Sociology, when it appears in thriving research, typically takes the role of external force, suggesting factors that may have an impact on thriving or predict its likelihood in any given situation. To be sure, this is an important part of thriving research. But a sociological understanding has more to contribute. For one thing, it suggests that the unit of analysis in thriving research need not be individuals. Communities, institutions, and organizations can all thrive (see also O'Leary, this issue). Nor must thriving always be operationalized in psychological terms. Individuals can respond to personal hardship or crisis by devoting themselves to community change.
When a sociological perspective is further specified theoretically, it can have profound implications for the entire conceptualization of thriving and a thriving research agenda. In particular, in this article, I discuss a race, class, and gender perspective that derives from feminist sociology and its implications for the study of thriving. After describing some of the methodological issues raised by a sociological perspective, I turn to a brief discussion of the race, class, and gender framework and a more detailed analysis of its implications. To illustrate these implications I draw from life history and focus group interviews with and field work conducted among drug-addicted women in New Haven, Connecticut, between 1992 and 1997.

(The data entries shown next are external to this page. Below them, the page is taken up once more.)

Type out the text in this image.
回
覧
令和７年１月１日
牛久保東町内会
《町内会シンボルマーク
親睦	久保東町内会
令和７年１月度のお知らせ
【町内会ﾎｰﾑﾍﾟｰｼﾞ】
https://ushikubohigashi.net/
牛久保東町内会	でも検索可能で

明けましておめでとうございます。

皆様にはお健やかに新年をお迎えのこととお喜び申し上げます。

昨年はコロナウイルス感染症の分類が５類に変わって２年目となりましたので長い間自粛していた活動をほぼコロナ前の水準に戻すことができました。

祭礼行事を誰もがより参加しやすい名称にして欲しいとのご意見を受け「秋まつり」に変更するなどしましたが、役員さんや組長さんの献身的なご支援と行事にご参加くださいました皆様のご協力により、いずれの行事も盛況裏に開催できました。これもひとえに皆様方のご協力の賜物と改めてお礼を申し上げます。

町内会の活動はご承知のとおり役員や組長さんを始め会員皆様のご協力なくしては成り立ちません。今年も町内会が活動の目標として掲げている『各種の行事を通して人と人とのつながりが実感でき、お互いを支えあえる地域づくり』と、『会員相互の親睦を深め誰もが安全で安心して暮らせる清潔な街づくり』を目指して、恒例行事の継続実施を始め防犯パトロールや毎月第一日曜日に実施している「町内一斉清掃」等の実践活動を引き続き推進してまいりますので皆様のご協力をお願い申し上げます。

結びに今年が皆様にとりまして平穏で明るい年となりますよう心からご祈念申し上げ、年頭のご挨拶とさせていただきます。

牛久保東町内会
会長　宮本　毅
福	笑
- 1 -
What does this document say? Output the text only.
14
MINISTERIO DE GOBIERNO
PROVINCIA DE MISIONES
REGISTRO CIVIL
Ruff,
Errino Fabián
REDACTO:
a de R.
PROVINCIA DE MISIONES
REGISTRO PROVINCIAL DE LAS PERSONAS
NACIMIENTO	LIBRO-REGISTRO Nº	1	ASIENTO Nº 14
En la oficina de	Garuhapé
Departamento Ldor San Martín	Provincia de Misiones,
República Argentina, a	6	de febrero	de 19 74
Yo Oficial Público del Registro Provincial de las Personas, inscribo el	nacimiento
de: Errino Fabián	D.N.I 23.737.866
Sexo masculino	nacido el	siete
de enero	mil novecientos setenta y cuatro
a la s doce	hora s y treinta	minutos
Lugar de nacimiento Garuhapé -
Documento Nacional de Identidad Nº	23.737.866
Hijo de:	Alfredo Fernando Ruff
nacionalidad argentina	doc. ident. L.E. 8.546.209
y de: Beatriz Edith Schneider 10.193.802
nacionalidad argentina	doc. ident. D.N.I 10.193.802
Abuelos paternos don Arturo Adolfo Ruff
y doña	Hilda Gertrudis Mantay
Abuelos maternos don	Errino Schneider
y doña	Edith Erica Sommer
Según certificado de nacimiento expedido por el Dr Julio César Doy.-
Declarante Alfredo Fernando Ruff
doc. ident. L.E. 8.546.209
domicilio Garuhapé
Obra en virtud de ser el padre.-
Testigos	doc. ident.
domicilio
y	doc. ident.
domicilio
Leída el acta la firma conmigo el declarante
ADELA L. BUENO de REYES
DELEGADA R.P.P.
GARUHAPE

Sociological Perspectives: Community and Thriving
To demonstrate not only that the individual need not be the unit of analysis in thriving research, but subsequently, that thriving need not be measured in terms of individual mental health outcomes or personality characteristics, it is useful to contrast the gay and Black communities' response to AIDS. As devastating as HIV/AIDS has been to the gay community in the United States, Gamson (1989) has shown the extent to which it has also inspired a social movement in this community. Through AIDS, he argues, and the activism it has inspired, the diseased bodies of gay men have "become a focal point of both oppression and resistance" (p. 364). In contrast, Quimby and Friedman (1989) analyze the failure to spark Black mobilization around AIDS in New York City during the same period. They note that although considerable networking occurred among Black elites, and many Blacks became informed about AIDS at conferences and the like, this was not translated into interventions or activities aimed at the lower- and working-class groups of Blacks most affected by HIV.

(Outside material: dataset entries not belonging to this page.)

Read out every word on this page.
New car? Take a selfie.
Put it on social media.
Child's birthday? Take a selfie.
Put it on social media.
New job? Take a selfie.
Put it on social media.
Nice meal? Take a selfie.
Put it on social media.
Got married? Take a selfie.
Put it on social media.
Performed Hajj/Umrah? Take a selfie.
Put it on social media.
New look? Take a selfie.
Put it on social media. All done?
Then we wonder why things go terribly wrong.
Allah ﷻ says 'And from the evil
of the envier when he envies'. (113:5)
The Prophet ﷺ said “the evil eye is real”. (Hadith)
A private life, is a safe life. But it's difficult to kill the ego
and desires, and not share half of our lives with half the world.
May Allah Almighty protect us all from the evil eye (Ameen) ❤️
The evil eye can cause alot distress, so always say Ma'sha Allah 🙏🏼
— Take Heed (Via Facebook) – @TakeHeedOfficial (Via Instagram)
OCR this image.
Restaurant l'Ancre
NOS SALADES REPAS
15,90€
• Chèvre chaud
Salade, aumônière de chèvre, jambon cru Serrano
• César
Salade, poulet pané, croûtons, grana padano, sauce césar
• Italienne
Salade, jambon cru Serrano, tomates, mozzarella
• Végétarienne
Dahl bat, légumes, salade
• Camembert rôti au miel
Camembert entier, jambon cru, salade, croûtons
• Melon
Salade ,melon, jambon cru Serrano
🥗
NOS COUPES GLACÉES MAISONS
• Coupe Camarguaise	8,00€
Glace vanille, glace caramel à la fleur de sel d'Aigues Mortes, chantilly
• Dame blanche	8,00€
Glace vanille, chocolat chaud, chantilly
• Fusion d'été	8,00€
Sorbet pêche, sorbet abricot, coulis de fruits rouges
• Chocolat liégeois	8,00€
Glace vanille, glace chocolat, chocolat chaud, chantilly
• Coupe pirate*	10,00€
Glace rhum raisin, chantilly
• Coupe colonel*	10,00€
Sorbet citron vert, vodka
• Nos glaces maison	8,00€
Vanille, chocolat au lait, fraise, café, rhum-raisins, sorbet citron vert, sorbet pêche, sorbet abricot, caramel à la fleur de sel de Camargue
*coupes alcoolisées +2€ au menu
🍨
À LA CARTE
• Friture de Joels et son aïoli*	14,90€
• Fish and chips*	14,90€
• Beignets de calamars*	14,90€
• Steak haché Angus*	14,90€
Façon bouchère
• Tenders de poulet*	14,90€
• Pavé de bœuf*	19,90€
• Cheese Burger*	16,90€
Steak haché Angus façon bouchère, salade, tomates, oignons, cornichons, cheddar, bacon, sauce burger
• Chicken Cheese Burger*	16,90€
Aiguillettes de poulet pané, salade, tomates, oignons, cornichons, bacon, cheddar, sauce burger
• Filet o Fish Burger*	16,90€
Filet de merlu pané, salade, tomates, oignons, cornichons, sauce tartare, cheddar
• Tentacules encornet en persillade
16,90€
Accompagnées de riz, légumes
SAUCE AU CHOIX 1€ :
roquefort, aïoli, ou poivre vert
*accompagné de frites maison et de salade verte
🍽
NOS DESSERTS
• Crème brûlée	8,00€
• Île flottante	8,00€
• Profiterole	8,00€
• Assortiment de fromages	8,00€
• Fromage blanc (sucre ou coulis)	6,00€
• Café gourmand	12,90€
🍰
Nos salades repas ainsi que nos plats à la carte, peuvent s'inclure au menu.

According to Quimby and Friedman (1989, pp. 412-413), the ability to mobilize people to address a public health problem is determined by the structures of power and influence in which the relevant populations are embedded. In the case of Blacks, they argue, there were not the institutions, subcultures, or activist groups necessary to mount an extensive response to HIV. Indeed, what resources did exist within the Black community, such as churches, elected officials, and drug treatment advocates, had practical and ideological difficulties in facing AIDS. In contrast, a more extensive institutional and activist base preexisted AIDS in the gay community and could be mobilized against it as AIDS emerged as an important public health issue.

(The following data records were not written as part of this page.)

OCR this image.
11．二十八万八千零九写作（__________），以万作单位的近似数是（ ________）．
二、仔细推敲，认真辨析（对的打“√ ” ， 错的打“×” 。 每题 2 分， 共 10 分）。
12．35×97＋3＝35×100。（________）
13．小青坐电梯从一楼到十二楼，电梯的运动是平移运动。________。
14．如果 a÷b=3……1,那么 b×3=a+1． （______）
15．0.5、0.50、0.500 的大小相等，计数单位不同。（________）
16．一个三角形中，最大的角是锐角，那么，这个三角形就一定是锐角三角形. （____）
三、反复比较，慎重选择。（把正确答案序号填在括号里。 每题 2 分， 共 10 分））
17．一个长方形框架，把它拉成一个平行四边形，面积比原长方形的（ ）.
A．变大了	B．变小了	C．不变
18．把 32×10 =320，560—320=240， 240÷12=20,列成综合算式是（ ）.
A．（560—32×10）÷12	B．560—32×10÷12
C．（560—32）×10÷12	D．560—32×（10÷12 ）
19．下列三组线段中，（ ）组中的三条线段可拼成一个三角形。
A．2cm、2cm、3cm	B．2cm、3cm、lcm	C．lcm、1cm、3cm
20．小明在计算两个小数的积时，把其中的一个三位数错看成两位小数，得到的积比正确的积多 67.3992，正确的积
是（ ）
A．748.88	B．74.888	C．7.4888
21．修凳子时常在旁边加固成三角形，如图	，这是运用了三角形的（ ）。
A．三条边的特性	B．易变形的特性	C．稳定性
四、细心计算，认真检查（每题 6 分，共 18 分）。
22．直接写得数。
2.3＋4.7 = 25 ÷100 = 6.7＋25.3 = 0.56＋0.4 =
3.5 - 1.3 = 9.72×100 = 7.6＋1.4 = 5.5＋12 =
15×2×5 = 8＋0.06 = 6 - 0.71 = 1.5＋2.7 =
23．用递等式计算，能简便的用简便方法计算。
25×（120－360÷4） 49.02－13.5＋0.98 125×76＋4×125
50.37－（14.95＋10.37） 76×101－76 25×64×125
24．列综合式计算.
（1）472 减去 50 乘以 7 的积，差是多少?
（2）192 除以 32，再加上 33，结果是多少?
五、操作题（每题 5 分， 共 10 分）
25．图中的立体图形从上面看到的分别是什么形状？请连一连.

As these examples illustrate, not only individuals, but communities, too, may be ravaged by illness and disease. And like individuals, communities may thrive in the face of such threats. Furthermore, measures of their thriving include such community-level variables as the extent to which they gain a political voice and begin to exercise influence over the public discussion of health issues. These contrasting cases also demonstrate that, as with individuals, not all communities faced with challenge thrive. But in keeping with a sociological perspective, the search for an explanation for these different responses takes researchers to social structures of power and influence rather than the characteristics of individuals.